Восемнадцать и шестнадцать, думал он, глядя на цветущие юные лица. Для полиции — подростки, для газетных репортеров — юноши, для него же вообще мальчишки. Называйте как хотите. Продукт нынешней эпохи. И тот, и другой явно не глупы, даже если и не обладают теми обширными познаниями, которые он так щедро им только что приписал. Лесть — удобный повод, чтобы завязать разговор. Оба присутствовали и на самом празднике, и на его подготовке, выполняя поручения миссис Дрейк. Это они взбирались на стремянки, расставляли на верхотуре тыквы и развешивали под потолком электрические гирлянды. Один из них, вдобавок, весьма хороший фотограф, отснявший целую стопку фотографий с «сужеными» для местных девочек. Говорят, он даже исхитрился придать портретам те черты, которые хотелось бы увидеть юным мечтательницам.

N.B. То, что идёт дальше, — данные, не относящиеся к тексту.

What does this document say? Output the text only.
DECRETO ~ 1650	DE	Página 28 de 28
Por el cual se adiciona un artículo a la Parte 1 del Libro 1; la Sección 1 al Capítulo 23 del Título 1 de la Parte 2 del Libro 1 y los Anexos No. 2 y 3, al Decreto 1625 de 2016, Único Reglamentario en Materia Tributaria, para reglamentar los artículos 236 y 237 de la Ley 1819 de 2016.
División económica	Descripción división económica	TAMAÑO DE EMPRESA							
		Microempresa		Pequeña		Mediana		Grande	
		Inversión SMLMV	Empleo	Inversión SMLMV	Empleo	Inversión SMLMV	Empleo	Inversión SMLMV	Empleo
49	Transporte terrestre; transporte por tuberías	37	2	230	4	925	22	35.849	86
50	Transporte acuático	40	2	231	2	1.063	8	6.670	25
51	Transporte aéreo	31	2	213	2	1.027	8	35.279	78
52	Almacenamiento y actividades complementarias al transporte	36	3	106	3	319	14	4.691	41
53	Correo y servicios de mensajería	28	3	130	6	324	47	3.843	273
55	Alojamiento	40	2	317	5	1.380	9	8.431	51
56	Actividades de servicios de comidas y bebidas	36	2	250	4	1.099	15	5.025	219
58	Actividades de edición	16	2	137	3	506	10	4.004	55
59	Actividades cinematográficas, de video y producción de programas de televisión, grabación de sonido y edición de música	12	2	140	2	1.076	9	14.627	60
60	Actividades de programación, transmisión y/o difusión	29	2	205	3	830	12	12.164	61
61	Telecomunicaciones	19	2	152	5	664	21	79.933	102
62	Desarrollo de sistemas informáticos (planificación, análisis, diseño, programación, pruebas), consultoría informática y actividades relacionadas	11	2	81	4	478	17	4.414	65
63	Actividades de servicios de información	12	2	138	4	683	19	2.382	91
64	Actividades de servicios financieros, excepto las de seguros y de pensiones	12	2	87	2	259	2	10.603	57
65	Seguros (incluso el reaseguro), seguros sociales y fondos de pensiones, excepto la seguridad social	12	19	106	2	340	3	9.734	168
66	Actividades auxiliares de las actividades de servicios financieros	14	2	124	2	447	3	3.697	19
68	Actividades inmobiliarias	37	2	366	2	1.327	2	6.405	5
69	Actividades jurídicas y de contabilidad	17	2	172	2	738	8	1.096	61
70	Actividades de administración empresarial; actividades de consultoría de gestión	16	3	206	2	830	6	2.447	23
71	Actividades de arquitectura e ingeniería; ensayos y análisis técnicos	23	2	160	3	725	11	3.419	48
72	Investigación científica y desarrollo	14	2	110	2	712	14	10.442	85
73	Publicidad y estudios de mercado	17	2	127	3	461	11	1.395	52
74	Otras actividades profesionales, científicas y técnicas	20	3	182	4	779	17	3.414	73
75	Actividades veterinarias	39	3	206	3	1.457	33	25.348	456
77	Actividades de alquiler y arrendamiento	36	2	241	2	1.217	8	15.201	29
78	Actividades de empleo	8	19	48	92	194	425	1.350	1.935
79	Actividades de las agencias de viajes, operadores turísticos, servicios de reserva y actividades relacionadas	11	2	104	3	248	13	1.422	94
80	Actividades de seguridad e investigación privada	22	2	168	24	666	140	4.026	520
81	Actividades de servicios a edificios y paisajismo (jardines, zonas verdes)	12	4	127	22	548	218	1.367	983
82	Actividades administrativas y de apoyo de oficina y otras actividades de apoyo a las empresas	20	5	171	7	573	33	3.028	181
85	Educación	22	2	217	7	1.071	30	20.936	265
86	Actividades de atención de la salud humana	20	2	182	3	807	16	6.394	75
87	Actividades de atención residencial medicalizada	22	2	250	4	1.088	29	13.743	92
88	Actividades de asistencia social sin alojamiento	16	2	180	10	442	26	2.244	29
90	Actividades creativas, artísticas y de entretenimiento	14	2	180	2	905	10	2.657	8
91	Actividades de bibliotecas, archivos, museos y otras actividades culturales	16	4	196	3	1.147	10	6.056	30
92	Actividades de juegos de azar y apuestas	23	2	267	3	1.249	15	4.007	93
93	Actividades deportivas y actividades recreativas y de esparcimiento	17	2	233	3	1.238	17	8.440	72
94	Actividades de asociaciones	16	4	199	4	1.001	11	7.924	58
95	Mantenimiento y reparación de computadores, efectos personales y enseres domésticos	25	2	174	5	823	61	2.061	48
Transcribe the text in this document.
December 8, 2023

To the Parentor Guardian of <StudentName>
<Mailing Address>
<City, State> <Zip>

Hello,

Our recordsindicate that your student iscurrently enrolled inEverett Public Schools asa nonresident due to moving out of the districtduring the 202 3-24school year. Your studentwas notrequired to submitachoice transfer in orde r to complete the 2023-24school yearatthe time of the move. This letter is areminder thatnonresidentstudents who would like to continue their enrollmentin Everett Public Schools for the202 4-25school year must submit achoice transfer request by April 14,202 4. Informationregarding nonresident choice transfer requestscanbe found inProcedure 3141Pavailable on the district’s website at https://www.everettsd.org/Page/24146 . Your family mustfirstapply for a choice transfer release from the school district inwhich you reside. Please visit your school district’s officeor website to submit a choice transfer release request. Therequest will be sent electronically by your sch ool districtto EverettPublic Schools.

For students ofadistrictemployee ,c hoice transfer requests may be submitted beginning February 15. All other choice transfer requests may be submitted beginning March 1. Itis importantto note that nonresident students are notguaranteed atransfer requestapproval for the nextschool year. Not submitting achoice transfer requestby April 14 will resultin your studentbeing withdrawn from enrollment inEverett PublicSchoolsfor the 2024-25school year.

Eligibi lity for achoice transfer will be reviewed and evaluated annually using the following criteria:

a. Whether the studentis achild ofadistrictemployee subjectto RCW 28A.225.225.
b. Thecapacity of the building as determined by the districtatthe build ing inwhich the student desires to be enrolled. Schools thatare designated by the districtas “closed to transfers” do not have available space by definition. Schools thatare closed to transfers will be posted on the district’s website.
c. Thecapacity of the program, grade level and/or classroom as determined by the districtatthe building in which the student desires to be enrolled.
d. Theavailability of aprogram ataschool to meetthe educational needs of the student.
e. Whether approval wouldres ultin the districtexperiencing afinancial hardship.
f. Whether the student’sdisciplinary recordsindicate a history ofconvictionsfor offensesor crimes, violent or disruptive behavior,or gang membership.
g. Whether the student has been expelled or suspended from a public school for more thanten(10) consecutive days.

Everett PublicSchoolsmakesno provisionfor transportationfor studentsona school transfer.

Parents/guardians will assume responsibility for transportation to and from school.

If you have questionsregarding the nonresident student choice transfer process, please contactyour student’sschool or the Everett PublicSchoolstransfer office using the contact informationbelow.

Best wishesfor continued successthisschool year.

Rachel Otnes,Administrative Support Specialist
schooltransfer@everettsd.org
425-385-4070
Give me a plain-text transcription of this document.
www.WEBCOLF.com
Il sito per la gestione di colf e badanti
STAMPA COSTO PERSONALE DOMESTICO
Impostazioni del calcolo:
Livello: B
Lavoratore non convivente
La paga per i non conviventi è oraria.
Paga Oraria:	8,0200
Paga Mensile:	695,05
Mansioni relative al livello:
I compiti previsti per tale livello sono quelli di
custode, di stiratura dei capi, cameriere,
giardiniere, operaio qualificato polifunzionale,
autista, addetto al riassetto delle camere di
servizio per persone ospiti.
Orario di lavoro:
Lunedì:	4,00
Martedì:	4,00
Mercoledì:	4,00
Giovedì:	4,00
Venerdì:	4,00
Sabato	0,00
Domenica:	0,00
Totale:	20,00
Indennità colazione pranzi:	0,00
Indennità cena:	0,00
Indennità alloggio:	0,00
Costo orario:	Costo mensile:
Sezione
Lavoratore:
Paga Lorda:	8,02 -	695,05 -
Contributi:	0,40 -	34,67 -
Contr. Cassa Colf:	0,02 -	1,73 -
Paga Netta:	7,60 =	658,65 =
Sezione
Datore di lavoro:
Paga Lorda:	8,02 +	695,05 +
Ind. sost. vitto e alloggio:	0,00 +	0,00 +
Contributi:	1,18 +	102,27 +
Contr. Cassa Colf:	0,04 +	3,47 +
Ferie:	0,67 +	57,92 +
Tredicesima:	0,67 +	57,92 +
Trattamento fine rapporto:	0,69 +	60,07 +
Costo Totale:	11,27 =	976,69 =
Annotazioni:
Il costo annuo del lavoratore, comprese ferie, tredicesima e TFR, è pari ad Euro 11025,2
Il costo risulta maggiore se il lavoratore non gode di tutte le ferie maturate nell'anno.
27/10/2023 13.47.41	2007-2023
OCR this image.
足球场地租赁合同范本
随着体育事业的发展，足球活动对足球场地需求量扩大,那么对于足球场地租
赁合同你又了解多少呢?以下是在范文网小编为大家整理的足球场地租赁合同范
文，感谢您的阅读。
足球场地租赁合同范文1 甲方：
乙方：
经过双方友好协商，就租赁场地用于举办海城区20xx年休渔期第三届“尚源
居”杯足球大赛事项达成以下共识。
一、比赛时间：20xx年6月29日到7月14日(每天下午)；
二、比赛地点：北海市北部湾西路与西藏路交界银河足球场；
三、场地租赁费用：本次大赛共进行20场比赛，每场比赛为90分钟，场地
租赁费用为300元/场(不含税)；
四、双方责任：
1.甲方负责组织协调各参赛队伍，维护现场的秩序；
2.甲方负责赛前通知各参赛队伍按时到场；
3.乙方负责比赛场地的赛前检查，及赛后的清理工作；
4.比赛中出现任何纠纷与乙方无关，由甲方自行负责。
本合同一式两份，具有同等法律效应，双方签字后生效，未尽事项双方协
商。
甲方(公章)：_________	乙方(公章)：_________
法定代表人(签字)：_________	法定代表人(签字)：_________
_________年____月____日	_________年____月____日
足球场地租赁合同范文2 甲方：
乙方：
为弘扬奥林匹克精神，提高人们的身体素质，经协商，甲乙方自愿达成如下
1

Оба были уже далеко не детьми, автоматически попадая, таким образом, в число подозреваемых — причем, одних из главных… Старый садовник, кстати, придерживался того же мнения. Оно, впрочем, и понятно, поскольку в последние годы процент убийств, совершенных малолетними преступниками, вырос далеко не в детских пропорциях. Сам Пуаро не то чтобы склонялся к версии с подростками — он просто не исключал такой возможности. Вполне вероятно, что и убийство двух-трехлетней давности, свидетельницей которого оказалась Джойс, тоже могло быть совершено подростком. Впрочем, не обязательно шестнадцати-восемнадцатилетним. Сейчас и двенадцати-четырнадцатилетние преступники, судя по сообщениям газет, давно уже не редкость.
Мысленно прокрутив в голове все эти возможности, Пуаро целиком сосредоточился на своих собеседниках, пытаясь составить о них мнение. Он приглядывался к их внешности, повадкам, прислушивался к тону голоса, причем проделывал это, как всегда, мастерски, старательно изображая из себя иностранца, рассыпаясь в льстивых речах и нещадно коверкая слова. Все эти фокусы были рассчитаны на то, чтобы юные джентльмены прониклись к нему полнейшим презрением, пусть и прикрытым вежливостью и светскими манерами. А манеры у того, и другого были не просто хорошими, они были превосходными.
Восемнадцатилетний Николас был очень хорош собой, носил бачки, почти до плеч волосы и траурного вида черный наряд. Ни о каком трауре, естественно, речи не шло — просто Николасу хотелось выглядеть романтическим и экстравагантным. У Десмонда была густая и рыжеватая вьющаяся шевелюра. Второй паренек был одет в розовый бархатный пиджак, розовато-лиловые брюки и какую-то замысловатую рубашку с оборками. Оба, по-видимому, не жалели денег на одежду, и это при том, что покупалась она явно не в местных магазинах и уж точно не на родительские деньги. Никакие родители не выкинули бы столько денег на подобные тряпки.